表4-12 不同浓度TSG对ox-LDL诱导的血管内皮细胞GRP78蛋白表达的影响(x±s,n=6)
图4-48 不同浓度TSG对ox-LDL诱导的血管内皮细胞GRP78蛋白表达的影响
注:与Control组比较,**P<0.01; 与ox-LD组比较,##P<0.01; 与4-PBA(1mM)+ ox-LDL组比较,※P>0.05。
(三)讨论
动脉粥样硬化(AS)是中老年人普遍存在的一种病变,也是缺血性心脑血管疾病共同的病理基础,其本质是人类随年龄的增长而出现的一种不可避免的动脉管壁退行性病理变化。关于AS的治疗,近年来,研究热点已从减小或消除斑块,转而聚焦到如何稳定易损斑块及防止其破裂所引发的更加严重的问题。中医“治未病”的预防思想包括两部分——未病先防和既病防变,是千百年来指导人们防病治病的重要原则之一。如果说强调稳定斑块比消退斑块更为迫切是对AS“既病防变”的合理诠释,那么如何在“未病先防”的思想指导下对本病进行相关探索可能不失为中医药研究的另一良途。即:“病”指AS斑块已成形,此时治疗应从稳定斑块入手;而在AS发生早期斑块尚未完全成形之际,就运用中医药理论和方法对其进行干预以逆转或延缓本病的发展,亦是很有潜力但尚未得到足够重视的研究方向。

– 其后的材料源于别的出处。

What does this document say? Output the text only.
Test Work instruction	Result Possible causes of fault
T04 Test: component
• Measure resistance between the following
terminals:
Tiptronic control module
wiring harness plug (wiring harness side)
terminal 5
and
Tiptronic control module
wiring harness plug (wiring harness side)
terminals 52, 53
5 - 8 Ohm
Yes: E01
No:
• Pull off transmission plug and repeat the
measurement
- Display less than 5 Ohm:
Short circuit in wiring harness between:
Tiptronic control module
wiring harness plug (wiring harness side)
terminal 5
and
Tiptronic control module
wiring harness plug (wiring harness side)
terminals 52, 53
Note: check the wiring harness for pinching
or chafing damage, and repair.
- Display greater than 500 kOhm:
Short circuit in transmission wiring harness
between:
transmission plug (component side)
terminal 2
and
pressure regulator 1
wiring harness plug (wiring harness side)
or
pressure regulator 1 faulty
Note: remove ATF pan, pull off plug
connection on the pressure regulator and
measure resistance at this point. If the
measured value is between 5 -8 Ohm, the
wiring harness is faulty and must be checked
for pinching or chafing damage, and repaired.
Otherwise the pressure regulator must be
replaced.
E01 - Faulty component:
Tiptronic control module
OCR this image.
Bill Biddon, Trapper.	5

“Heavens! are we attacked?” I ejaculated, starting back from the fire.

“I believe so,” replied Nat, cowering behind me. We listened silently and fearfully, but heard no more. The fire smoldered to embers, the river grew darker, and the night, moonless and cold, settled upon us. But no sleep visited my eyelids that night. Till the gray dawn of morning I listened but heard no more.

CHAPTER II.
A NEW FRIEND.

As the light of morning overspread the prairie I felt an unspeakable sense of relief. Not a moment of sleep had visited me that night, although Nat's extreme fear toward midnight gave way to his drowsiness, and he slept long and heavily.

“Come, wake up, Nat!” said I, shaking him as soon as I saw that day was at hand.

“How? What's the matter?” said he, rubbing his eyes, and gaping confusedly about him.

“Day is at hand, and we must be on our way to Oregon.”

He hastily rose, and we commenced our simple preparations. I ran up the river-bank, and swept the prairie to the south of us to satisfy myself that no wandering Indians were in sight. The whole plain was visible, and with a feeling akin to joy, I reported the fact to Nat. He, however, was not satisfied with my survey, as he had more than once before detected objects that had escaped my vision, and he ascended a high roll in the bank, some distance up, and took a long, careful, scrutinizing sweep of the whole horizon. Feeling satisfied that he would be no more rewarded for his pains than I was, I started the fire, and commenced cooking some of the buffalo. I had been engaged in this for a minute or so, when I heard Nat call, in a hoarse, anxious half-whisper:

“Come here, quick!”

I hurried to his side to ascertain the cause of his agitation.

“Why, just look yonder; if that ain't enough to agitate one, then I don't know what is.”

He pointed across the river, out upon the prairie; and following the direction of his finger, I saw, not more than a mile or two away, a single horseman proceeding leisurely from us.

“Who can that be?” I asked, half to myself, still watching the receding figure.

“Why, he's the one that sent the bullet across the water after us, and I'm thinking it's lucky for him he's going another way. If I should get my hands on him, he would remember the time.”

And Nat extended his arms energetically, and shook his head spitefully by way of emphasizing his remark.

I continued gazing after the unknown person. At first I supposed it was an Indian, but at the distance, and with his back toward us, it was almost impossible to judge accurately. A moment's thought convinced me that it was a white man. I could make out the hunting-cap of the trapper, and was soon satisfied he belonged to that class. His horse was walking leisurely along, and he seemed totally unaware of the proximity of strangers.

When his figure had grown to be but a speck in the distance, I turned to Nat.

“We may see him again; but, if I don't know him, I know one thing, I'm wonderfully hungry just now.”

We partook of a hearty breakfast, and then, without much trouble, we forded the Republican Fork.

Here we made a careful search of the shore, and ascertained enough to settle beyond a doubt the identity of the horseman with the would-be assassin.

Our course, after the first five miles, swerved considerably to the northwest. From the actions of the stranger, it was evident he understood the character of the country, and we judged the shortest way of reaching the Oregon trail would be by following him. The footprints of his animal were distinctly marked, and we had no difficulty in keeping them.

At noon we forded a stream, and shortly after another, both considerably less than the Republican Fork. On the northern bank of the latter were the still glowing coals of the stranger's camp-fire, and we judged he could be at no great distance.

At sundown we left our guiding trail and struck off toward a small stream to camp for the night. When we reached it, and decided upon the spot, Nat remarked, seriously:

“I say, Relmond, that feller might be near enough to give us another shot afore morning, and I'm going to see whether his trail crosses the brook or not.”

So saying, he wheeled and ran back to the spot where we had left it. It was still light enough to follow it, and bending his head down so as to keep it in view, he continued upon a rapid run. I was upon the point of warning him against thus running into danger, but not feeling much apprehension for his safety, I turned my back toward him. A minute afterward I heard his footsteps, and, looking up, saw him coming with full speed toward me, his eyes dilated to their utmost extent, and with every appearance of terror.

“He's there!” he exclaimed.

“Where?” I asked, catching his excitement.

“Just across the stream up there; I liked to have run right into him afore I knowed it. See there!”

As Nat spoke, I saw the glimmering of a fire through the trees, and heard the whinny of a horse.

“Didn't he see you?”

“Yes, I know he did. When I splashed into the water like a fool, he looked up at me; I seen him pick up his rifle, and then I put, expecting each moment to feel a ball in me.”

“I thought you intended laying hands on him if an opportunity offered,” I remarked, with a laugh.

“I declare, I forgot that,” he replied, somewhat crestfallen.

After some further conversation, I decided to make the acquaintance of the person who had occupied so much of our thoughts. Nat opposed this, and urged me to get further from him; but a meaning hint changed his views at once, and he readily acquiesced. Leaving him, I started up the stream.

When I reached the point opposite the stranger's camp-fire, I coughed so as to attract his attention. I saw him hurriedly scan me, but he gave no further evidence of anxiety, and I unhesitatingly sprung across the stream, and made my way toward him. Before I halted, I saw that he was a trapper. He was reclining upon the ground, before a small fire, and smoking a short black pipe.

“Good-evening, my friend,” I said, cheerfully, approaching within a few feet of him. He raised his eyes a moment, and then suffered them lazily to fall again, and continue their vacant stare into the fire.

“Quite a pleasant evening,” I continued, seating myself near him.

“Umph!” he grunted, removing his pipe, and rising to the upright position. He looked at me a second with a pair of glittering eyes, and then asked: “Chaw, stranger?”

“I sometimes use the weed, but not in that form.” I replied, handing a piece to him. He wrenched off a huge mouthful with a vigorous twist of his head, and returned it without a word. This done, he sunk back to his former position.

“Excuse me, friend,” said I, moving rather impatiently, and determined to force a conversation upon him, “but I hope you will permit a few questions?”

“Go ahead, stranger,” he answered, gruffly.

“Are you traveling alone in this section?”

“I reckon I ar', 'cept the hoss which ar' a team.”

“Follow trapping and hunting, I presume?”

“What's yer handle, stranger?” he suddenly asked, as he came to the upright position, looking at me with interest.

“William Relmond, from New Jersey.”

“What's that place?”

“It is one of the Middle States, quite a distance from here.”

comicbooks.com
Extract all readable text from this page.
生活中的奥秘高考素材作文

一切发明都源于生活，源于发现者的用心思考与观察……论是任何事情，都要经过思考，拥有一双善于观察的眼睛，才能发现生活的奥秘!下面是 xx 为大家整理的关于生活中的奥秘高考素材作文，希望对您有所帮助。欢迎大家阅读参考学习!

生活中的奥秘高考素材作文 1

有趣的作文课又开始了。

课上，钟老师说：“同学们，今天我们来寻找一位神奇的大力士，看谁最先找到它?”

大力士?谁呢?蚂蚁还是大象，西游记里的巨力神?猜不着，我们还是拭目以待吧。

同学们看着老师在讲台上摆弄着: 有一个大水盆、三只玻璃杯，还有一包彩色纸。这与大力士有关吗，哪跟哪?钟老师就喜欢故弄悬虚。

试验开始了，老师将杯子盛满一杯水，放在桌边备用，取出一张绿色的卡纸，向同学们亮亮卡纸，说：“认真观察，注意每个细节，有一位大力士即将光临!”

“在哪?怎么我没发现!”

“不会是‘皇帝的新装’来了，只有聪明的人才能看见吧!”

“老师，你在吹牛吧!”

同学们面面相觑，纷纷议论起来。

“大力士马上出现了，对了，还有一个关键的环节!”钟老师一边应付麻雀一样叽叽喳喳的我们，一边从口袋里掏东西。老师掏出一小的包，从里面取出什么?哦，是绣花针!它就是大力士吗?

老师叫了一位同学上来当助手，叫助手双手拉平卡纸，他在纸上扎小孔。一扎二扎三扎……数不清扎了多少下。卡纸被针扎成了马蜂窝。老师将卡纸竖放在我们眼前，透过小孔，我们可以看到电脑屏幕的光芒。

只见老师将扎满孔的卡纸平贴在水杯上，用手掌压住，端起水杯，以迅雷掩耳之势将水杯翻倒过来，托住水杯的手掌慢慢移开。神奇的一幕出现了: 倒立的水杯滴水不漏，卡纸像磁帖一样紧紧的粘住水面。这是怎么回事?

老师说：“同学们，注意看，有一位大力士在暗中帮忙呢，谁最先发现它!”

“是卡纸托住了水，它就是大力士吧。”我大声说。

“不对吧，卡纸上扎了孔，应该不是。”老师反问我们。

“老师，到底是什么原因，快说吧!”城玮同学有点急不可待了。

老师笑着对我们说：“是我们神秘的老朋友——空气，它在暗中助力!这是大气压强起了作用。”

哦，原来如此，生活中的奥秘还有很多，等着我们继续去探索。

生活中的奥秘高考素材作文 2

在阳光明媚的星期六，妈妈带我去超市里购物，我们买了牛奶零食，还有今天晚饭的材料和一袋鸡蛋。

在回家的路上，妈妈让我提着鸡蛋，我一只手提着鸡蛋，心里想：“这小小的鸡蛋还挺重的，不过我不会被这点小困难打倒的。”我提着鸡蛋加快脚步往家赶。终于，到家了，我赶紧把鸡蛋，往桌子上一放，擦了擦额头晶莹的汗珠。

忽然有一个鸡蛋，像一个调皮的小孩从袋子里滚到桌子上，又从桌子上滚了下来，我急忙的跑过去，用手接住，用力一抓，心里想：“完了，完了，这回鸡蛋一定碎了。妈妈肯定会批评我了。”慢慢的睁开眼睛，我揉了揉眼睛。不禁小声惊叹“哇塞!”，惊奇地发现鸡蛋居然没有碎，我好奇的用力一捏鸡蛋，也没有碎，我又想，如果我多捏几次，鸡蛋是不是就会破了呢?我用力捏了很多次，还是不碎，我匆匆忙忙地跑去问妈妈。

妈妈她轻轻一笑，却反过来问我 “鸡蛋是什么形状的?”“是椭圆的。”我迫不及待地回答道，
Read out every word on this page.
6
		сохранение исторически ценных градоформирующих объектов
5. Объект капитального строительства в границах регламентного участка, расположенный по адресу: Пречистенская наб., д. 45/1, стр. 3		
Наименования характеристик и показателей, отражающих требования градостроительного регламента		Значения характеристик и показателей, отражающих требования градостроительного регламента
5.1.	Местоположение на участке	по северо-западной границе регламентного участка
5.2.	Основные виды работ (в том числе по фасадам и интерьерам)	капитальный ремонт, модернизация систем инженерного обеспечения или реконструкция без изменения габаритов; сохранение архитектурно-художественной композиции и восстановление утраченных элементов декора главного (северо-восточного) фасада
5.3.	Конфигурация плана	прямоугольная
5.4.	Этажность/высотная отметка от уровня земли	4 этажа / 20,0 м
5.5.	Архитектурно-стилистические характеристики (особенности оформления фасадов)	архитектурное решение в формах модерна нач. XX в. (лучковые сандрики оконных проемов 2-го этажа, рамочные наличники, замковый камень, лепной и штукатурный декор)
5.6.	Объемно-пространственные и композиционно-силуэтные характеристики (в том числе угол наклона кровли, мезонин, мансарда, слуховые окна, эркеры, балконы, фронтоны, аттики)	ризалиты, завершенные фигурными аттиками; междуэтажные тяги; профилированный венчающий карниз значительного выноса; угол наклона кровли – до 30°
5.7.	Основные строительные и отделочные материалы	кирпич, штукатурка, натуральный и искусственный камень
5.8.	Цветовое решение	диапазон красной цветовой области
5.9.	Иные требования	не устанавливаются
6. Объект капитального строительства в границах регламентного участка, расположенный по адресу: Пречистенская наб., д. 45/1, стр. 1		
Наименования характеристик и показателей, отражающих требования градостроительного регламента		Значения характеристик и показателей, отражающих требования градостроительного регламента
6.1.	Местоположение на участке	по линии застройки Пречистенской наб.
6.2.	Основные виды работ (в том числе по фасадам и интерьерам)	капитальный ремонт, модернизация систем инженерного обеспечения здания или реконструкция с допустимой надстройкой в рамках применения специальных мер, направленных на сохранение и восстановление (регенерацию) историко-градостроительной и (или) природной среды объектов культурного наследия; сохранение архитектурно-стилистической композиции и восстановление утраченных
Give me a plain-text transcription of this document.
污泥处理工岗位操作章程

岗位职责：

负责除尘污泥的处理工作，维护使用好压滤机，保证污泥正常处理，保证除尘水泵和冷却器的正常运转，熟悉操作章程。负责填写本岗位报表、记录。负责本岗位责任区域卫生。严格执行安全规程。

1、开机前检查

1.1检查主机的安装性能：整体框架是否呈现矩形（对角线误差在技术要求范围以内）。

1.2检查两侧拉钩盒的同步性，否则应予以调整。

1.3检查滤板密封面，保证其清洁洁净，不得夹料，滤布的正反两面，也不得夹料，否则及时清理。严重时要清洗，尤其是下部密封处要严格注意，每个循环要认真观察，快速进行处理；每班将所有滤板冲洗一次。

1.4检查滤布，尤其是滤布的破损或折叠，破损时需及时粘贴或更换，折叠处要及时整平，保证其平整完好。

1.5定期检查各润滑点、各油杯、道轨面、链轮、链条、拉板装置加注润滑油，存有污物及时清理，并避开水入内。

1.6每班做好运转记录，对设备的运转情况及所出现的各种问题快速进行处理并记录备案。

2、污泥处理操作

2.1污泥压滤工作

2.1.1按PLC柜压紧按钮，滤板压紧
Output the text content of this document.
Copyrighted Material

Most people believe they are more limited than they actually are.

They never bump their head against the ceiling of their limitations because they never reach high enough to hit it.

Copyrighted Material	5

随着分子心血管病学的深入研究,越来越多的资料表明,细胞凋亡是多种心血管病发生与演变的细胞学基础。研究表明,血管内皮细胞凋亡促进斑块形成,在AS早期起重要作用。目前已经确定的细胞凋亡信号转导途径主要有3条:死亡受体通路、线粒体通路和内质网通路。其中,对ERS与AS中细胞凋亡的关系研究以平滑肌和巨噬细胞凋亡为主,属于中医“既病防变”的治未病思想,对ERS与早期AS内皮细胞凋亡之间的相关性尚缺乏深入探讨。本研究选取血管内皮细胞作为研究对象,提出在AS发生早期注意保护内皮细胞、防止其过度凋亡以干预斑块形成的重要意义,属于“未病先防”的治未病思想,以期为更好地防治AS提供新的思路和方法。同时本实验结果表明,TSG安全作用浓度范围在0.1~100μM之间。不同浓度TSG预孵育后可剂量依赖性地拮抗ox-LDL造成的细胞毒性作用,改善细胞形态,具有明显抗ox-LDL诱导的血管内皮细胞凋亡的作用,并能够显著抑制GRP78蛋白表达,且作用不弱于4-PBA,体现了一定优势。初步表明TSG抗ox-LDL诱导的血管内皮细胞凋亡的作用机制与ERS途径有关。